Anyone for whom climate change conjures images of smokestacks and tailpipes needs to take note. Over a recent 15-year period, the destruction of Latin America forests was the world’s fifth highest source of carbon emissions. During the last quarter century, Latin America experienced the biggest loss of forest area of any region – some 97 million hectares (an area even larger than Texas and Oklahoma combined) – and deforestation continues to happen at the rate of 4 million hectares annually, more than three times the global rate.
So, next time you are enjoying your soy milk, think about these developments and the continuing growth in world markets for all things soy.
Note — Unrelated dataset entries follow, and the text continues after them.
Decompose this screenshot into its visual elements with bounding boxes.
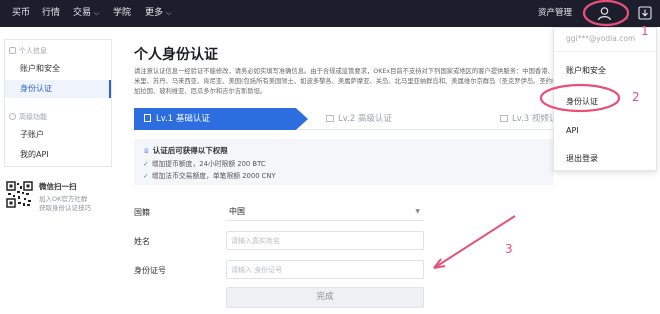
annotation-circle-identity-menu <box>539 83 621 113</box>
annotation-circle-user-icon <box>582 0 630 27</box>
annotation-number-3: 3 <box>505 242 513 256</box>
annotation-number-2: 2 <box>632 90 640 104</box>
annotation-arrow-line <box>433 215 516 269</box>
annotation-number-1: 1 <box>641 24 649 38</box>
annotation-overlay <box>433 0 630 269</box>
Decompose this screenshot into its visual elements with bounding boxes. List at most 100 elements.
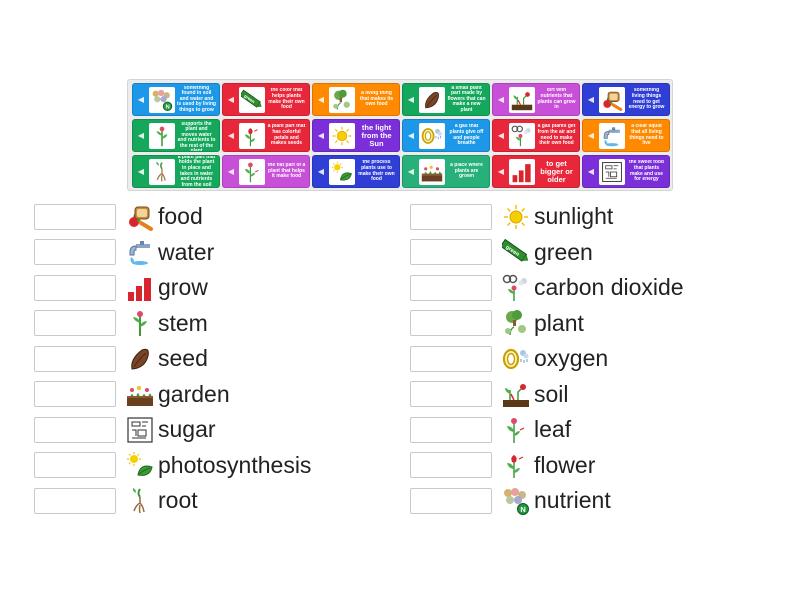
speaker-icon[interactable]: ◀: [406, 167, 416, 177]
word-label[interactable]: green: [534, 239, 593, 266]
definition-card[interactable]: ◀ a living thing that makes its own food: [312, 83, 400, 116]
speaker-icon[interactable]: ◀: [136, 167, 146, 177]
word-label[interactable]: soil: [534, 381, 569, 408]
drop-target-box[interactable]: [410, 239, 492, 266]
soil-icon: [502, 380, 530, 408]
water-icon: [126, 238, 154, 266]
word-label[interactable]: stem: [158, 310, 208, 337]
word-label[interactable]: grow: [158, 274, 208, 301]
speaker-icon[interactable]: ◀: [316, 131, 326, 141]
speaker-icon[interactable]: ◀: [136, 131, 146, 141]
definition-card[interactable]: ◀ a gas that plants give off and people b…: [402, 119, 490, 152]
drop-target-box[interactable]: [410, 274, 492, 301]
plant-icon: [502, 309, 530, 337]
drop-target-box[interactable]: [410, 310, 492, 337]
definition-text: the flat part of a plant that helps it m…: [267, 163, 306, 180]
stem-icon: [126, 309, 154, 337]
definition-card[interactable]: ◀ a small plant part made by flowers that…: [402, 83, 490, 116]
definition-card[interactable]: ◀ the light from the Sun: [312, 119, 400, 152]
drop-target-box[interactable]: [410, 487, 492, 514]
definition-text: a clear liquid that all living things ne…: [629, 124, 664, 147]
speaker-icon[interactable]: ◀: [226, 167, 236, 177]
definition-card[interactable]: ◀ a place where plants are grown: [402, 155, 490, 188]
drop-target-box[interactable]: [410, 203, 492, 230]
speaker-icon[interactable]: ◀: [316, 95, 326, 105]
oxygen-icon: [502, 345, 530, 373]
speaker-icon[interactable]: ◀: [496, 131, 506, 141]
word-label[interactable]: sunlight: [534, 203, 613, 230]
definition-card[interactable]: ◀ dirt with nutrients that plants can gro…: [492, 83, 580, 116]
seed-icon: [126, 345, 154, 373]
word-label[interactable]: garden: [158, 381, 230, 408]
drop-target-box[interactable]: [34, 345, 116, 372]
word-label[interactable]: carbon dioxide: [534, 274, 684, 301]
definition-card[interactable]: ◀ a plant part that supports the plant an…: [132, 119, 220, 152]
drop-target-box[interactable]: [410, 416, 492, 443]
seed-icon: [419, 86, 445, 113]
speaker-icon[interactable]: ◀: [586, 95, 596, 105]
speaker-icon[interactable]: ◀: [586, 167, 596, 177]
word-row-sugar: sugar: [34, 412, 311, 448]
word-label[interactable]: water: [158, 239, 214, 266]
drop-target-box[interactable]: [34, 381, 116, 408]
definition-card[interactable]: ◀ a plant part that holds the plant in pl…: [132, 155, 220, 188]
drop-target-box[interactable]: [34, 239, 116, 266]
speaker-icon[interactable]: ◀: [406, 95, 416, 105]
word-label[interactable]: oxygen: [534, 345, 608, 372]
definition-card[interactable]: ◀ a clear liquid that all living things n…: [582, 119, 670, 152]
leaf-icon: [239, 158, 265, 185]
definition-card[interactable]: ◀ the sweet food that plants make and use…: [582, 155, 670, 188]
word-row-seed: seed: [34, 341, 311, 377]
speaker-icon[interactable]: ◀: [136, 95, 146, 105]
word-label[interactable]: plant: [534, 310, 584, 337]
root-icon: [126, 487, 154, 515]
definition-text: a gas that plants give off and people br…: [449, 124, 484, 147]
right-word-column: sunlight green green carbon dioxide plant oxy…: [410, 199, 684, 519]
photosynthesis-icon: [126, 451, 154, 479]
definition-card[interactable]: ◀ to get bigger or older: [492, 155, 580, 188]
definition-text: the sweet food that plants make and use …: [628, 160, 664, 183]
drop-target-box[interactable]: [34, 203, 116, 230]
sunlight-icon: [502, 203, 530, 231]
word-label[interactable]: photosynthesis: [158, 452, 311, 479]
word-label[interactable]: flower: [534, 452, 595, 479]
word-label[interactable]: food: [158, 203, 203, 230]
drop-target-box[interactable]: [34, 416, 116, 443]
word-row-garden: garden: [34, 377, 311, 413]
sunlight-icon: [329, 122, 355, 149]
drop-target-box[interactable]: [34, 310, 116, 337]
speaker-icon[interactable]: ◀: [586, 131, 596, 141]
stem-icon: [149, 122, 175, 149]
definition-card[interactable]: ◀ the process plants use to make their ow…: [312, 155, 400, 188]
definition-text: to get bigger or older: [540, 159, 573, 184]
drop-target-box[interactable]: [410, 381, 492, 408]
word-row-green: green green: [410, 235, 684, 271]
definition-card[interactable]: ◀ green the color that helps plants make t…: [222, 83, 310, 116]
speaker-icon[interactable]: ◀: [406, 131, 416, 141]
drop-target-box[interactable]: [410, 452, 492, 479]
definition-card[interactable]: ◀ a plant part that has colorful petals a…: [222, 119, 310, 152]
definition-card[interactable]: ◀ the flat part of a plant that helps it …: [222, 155, 310, 188]
speaker-icon[interactable]: ◀: [496, 95, 506, 105]
definition-card[interactable]: ◀ Nsomething found in soil and water and …: [132, 83, 220, 116]
grow-icon: [126, 274, 154, 302]
leaf-icon: [502, 416, 530, 444]
drop-target-box[interactable]: [410, 345, 492, 372]
speaker-icon[interactable]: ◀: [316, 167, 326, 177]
drop-target-box[interactable]: [34, 274, 116, 301]
definition-card[interactable]: ◀ a gas plants get from the air and need …: [492, 119, 580, 152]
definition-text: a small plant part made by flowers that …: [447, 85, 486, 113]
speaker-icon[interactable]: ◀: [226, 95, 236, 105]
definition-card[interactable]: ◀ something living things need to get ene…: [582, 83, 670, 116]
word-label[interactable]: seed: [158, 345, 208, 372]
speaker-icon[interactable]: ◀: [226, 131, 236, 141]
word-label[interactable]: nutrient: [534, 487, 611, 514]
drop-target-box[interactable]: [34, 487, 116, 514]
word-label[interactable]: root: [158, 487, 198, 514]
garden-icon: [419, 158, 445, 185]
word-label[interactable]: sugar: [158, 416, 216, 443]
word-label[interactable]: leaf: [534, 416, 571, 443]
drop-target-box[interactable]: [34, 452, 116, 479]
speaker-icon[interactable]: ◀: [496, 167, 506, 177]
definition-text: dirt with nutrients that plants can grow…: [537, 88, 576, 111]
Think about the rapidly growing global middle class, the increase in the demand for soy-fed livestock and what it means for the natural habitats that are so critical to humanity’s future. The impact on the planet is huge. And the epicenter of all this is Latin America. We ignore the region at our own peril.
But it is also true that in danger there is opportunity. In this case, it is the prospect for Latin America to become an agricultural powerhouse, a solution to global food security challenges and to enjoy the economic benefits of that. But preserving that opportunity does not mean we have to sacrifice critical natural habitats. Turning this around should not mean denying the Chinese masses their soy, nor Latin American farmers and farm communities their livelihoods. What it will take is innovative thinking and a will to transform how agriculture works in Latin America, and particularly how farmers can produce more, be more profitable, and still preserve the natural habitats that are critical to stemming global climate change and to the long-term productivity of their lands. We have evidence that this can be done.
Quote: Ginya Truitt Nakata
In the case of the region’s huge and growing exports of soy and beef, with Gordon and Betty Moore Foundation funding, The Nature Conservancy is working in partnership with local governments, farmers and ranchers’ associations, the National Wildlife Federation, the World Wildlife Fund, and a critical mass of leading companies that purchase and distribute these commodities to implement deforestation-free production and sourcing. Using supply chain approaches, land-use compliance laws, and smart land-use frameworks, we are working to bring a halt to deforestation by 2021 in the environmentally-sensitive Amazon, Cerrado, and Chaco regions in Brazil, Paraguay, and Argentina.
Because of these and other measures, and the broad commitment by the Brazilian government and various stakeholders to stop habitat conversion, the rate of deforestation in that country slowed considerably after 2004. The recent news that this rate is again rising – 29 percent in this past year alone – is a great cause of concern and a lesson to all of us that there is still a great deal of work to do to get to zero deforestation – and not much time to do it.
All the more reason to redouble our efforts to scale up what works and shorten our timetable for making Latin American agriculture a centerpiece in the effort to resolve both food security and climate change challenges. Our experience tells us that together we can make farming both profitable and sustainable while putting a halt to deforestation and vastly reducing Latin America’s contributions to climate change.
And with that we can – we must – break the link between the demand for soy and the destruction of the forests that are so critical to the health of the planet and our shared future.
Originally Posted on Chicago Council on Global Affairs on December 19, 2016.